Our first newsletter of 2020 led with the California wildfires. Our second summary was about a mysterious pneumonia in Wuhan.
Within weeks, the virus would define not only the year but a generation.
Throughout 2020, courageous and brilliant reporters relentlessly deciphered the science, updated us on every setback, revealed the disproportionate toll on the most vulnerable, and captured the stories that remind us of our humanity.
We’re closing out the year with our annual review of the year’s most memorable reporting. Today: part 1 of pandemic coverage.—Dayna Kerecman Myers
Eli Saslow’s ‘Voices from the Pandemic’
For deeply personal snapshots of the people behind the horrifying COVID-19 numbers, turn to Eli Saslow of The Washington Post.
In his first-person Voices of the Pandemic series, Saslow gives us portraits that illustrate the pandemic’s depthless cruelty more vividly than statistics ever could.
In September, we featured the story of the 4-generation Sunset Restaurant in Maryland, lost to the pandemic.
And last month, we surfaced Saslow’s interview with Amber Elliott, a Missouri county health director facing the wrath of anti-maskers and threats to herself and her children.
There are many more memorable pieces. Read them all.
He Tried to Warn the World
The February death of a young doctor in Wuhan who sounded a warning early in the coronavirus outbreak spurred an outpouring of grief and outrage.
The authorities tried to silence Li Wenliang.

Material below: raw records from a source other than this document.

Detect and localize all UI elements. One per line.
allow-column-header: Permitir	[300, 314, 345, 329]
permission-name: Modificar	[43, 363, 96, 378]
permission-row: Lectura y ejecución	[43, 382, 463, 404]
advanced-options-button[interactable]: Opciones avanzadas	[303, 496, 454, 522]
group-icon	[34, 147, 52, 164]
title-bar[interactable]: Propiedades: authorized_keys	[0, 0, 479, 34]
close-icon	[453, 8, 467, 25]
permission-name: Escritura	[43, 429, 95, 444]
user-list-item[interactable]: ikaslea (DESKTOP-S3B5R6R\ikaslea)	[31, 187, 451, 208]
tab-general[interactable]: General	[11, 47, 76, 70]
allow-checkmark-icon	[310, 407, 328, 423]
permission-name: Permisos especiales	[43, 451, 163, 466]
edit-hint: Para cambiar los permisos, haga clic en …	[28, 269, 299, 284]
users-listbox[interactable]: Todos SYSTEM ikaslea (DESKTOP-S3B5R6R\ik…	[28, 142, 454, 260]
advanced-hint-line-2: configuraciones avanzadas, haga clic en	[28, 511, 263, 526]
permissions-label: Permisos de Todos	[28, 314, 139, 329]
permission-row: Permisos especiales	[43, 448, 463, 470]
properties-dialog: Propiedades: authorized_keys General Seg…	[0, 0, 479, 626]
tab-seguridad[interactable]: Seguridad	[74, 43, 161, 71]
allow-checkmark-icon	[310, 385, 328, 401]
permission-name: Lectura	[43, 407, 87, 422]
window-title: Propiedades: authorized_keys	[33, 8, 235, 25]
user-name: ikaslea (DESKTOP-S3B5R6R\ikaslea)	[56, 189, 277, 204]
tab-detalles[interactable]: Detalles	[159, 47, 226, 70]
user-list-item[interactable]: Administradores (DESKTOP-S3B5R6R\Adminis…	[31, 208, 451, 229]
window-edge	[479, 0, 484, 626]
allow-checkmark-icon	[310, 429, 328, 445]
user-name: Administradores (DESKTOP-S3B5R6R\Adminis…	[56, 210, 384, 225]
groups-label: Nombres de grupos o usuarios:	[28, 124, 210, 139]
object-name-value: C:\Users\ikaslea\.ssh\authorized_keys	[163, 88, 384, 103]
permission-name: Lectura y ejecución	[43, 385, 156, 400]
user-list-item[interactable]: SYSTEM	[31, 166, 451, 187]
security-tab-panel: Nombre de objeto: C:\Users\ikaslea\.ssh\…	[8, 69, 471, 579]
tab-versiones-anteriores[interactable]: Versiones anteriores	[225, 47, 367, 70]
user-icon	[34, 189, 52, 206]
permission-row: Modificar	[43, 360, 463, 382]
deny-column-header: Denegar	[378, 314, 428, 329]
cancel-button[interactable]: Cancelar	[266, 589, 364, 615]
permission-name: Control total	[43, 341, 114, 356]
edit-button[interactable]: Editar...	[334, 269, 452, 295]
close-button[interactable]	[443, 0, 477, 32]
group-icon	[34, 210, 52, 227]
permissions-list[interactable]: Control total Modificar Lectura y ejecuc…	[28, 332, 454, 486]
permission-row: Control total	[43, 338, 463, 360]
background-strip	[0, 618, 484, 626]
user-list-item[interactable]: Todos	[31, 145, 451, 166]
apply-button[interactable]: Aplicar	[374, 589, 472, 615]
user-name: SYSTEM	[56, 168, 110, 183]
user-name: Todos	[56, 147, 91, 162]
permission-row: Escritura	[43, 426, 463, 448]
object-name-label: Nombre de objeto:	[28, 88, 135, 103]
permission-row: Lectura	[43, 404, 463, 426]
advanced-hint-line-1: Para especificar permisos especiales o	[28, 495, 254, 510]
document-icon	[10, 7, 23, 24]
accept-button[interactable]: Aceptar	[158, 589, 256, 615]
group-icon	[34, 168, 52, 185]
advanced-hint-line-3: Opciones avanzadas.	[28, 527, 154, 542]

They failed.
CNN interviewed Li on his hospital bed and captured the angry reactions on Chinese social media before they were deleted.
Americans watching from afar and thought health workers could never face censorship here were in for a rude awakening.
Later, in April, Tracy Wem Liu penned an essential long read, Witnessing Wuhan, for Project Syndicate, putting into stark relief the “massive and lasting human cost” paid by Wuhan’s doctors, nurses, and other health workers “whose names we will never know.”
The Infinite Wisdom of Ed Yong
Throughout the pandemic, a new Ed Yong piece in The Atlantic has always been a moment to stop everything and start reading.
A standout among standouts: Back in August, we featured Yong’s story charting America’s tragically flawed COVID-19 response and the shaky foundations is was built on: “shredded” social safety nets, a deficit of expertise, and chronic underfunding of public health, to name just a few...
Worst of all: It was largely “predictable and preventable,” Yong reports.
Then just this week, Yong deftly explained how the pandemic has laid bare the best and worst of science. A vaccine for a novel disease in mere months (“Holy mackerel!” as Tony Fauci put it), unprecedented numbers of journal submissions… but also “warped incentives,” “poseur” papers and deep biomedical bias.
Inside a Venezuelan COVID Ward
In a moving report from Venezuela, the AP’s Scott Smith described how the country with a shattered health system and a severe shortage of nurses tried to cope.
With heartbreaking details, Smith introduced us to Elena Suazo—a cafeteria worker who makes $2/month—cares for her father, sick with the virus, carefully washing her 2 sets of PPE every day.
Locked Up and Locked Down
The massive COVID-19 outbreak at Arkansas’ Cummins Unit penitentiary was a foregone conclusion. Inmates slept close enough to smell each others’ breath, writes Rachel Aviv in a hard but necessary read from The New Yorker.
But when a facility run day-to-day by inmates was finally locked down, staff inherited daily operations and the fragile contract between inmates and staff deteriorated. Meals and security were neglected; resentment spread, even as staff and inmates had more in common than ever.
As one inmate put it: “This is bigger than me as an inmate and you as a low-level correctional officer. We’ve both been subjected to the same conditions.”